Whilst it may not seem the most romantic thing to do, increasingly, betrothed couples are taking a grown-up approach to their financial position and are signing a Pre-nuptial Agreement before they get married. This was highlighted on the BBC1 series The Split which was back on our screens this week. It’s not all about prenups though. It is also possible to sign an agreement after you get married (called a Post-nuptial Agreement). It’s still signed at a time after the marriage, but whilst relations are good rather than after a split.

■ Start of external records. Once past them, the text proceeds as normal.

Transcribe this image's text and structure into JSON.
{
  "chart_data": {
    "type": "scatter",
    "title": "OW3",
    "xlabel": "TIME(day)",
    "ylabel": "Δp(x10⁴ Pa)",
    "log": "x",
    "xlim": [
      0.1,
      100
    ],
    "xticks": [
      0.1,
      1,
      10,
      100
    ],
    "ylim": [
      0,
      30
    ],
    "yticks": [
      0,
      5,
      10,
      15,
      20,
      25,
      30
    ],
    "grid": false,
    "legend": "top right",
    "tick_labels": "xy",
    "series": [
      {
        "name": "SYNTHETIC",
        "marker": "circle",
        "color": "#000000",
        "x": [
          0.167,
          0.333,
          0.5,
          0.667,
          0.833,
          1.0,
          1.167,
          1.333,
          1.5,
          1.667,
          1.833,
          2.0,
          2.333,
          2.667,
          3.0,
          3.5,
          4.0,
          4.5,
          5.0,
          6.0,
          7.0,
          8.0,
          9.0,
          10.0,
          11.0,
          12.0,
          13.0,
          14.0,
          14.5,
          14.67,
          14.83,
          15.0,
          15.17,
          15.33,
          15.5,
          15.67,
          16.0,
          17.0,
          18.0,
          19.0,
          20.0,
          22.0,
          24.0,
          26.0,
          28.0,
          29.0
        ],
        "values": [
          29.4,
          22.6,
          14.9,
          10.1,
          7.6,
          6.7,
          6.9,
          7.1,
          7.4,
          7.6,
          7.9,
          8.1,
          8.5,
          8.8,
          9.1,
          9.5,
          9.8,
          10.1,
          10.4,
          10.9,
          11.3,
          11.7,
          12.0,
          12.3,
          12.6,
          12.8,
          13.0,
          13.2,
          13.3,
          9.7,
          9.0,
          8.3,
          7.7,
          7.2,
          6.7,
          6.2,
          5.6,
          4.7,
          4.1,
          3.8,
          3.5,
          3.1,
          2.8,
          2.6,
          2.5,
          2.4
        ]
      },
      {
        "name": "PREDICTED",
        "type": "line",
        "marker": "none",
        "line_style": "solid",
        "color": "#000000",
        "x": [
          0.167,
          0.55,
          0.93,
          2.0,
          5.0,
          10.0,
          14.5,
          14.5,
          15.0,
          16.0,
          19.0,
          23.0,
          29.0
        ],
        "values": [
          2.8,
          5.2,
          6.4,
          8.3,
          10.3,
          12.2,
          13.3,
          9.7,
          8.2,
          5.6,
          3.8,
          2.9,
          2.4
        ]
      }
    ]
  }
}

Pre nups are not just for the filthy rich. They can be suitable in cases where the assets are much more modest.
Why sign a prenup?
In our experience, prenups aren’t signed because one or both people think their marriage is doomed to failure. People sign up to them for all sorts of reasons but often it may be a second marriage and they don’t want the pain of expensive litigation should things go wrong. Alternatively, they may just want to sort things out when relations are good and not when they may have turned sour. It may feel unromantic, but a fairly agreed prenup is a pragmatic way of ensuring that there is a plan in the event that the relationship sadly breaks down.
Are they legally binding?
Contrary to popular belief, prenups are not legally binding. However, since the Supreme Court Case of Radmacher -v- Granatino, the Supreme Court has confirmed fairly contracted prenups won’t be set aside.
What is a fairly contracted agreement?
The agreement must be procedurally fair. There can’t be any undue pressure by one party or the other. There should be openness at the time the agreement is reached and each party should disclose their financial information to the other party. There must be an opportunity for each party to seek legal advice and it must not be made too close to a marriage date. The agreement should also be substantively fair and provide for the basic needs of a divorcing husband or wife.
A prenup does not have to be binding forever. Clauses can be inserted to enable the agreement to be reviewed either on a regular basis or in the event that one of the parties suffers ill health or a child is born.
Prenups and postnups may not conjure up red roses and champagne, but they can prevent expense and aggravation further down the line.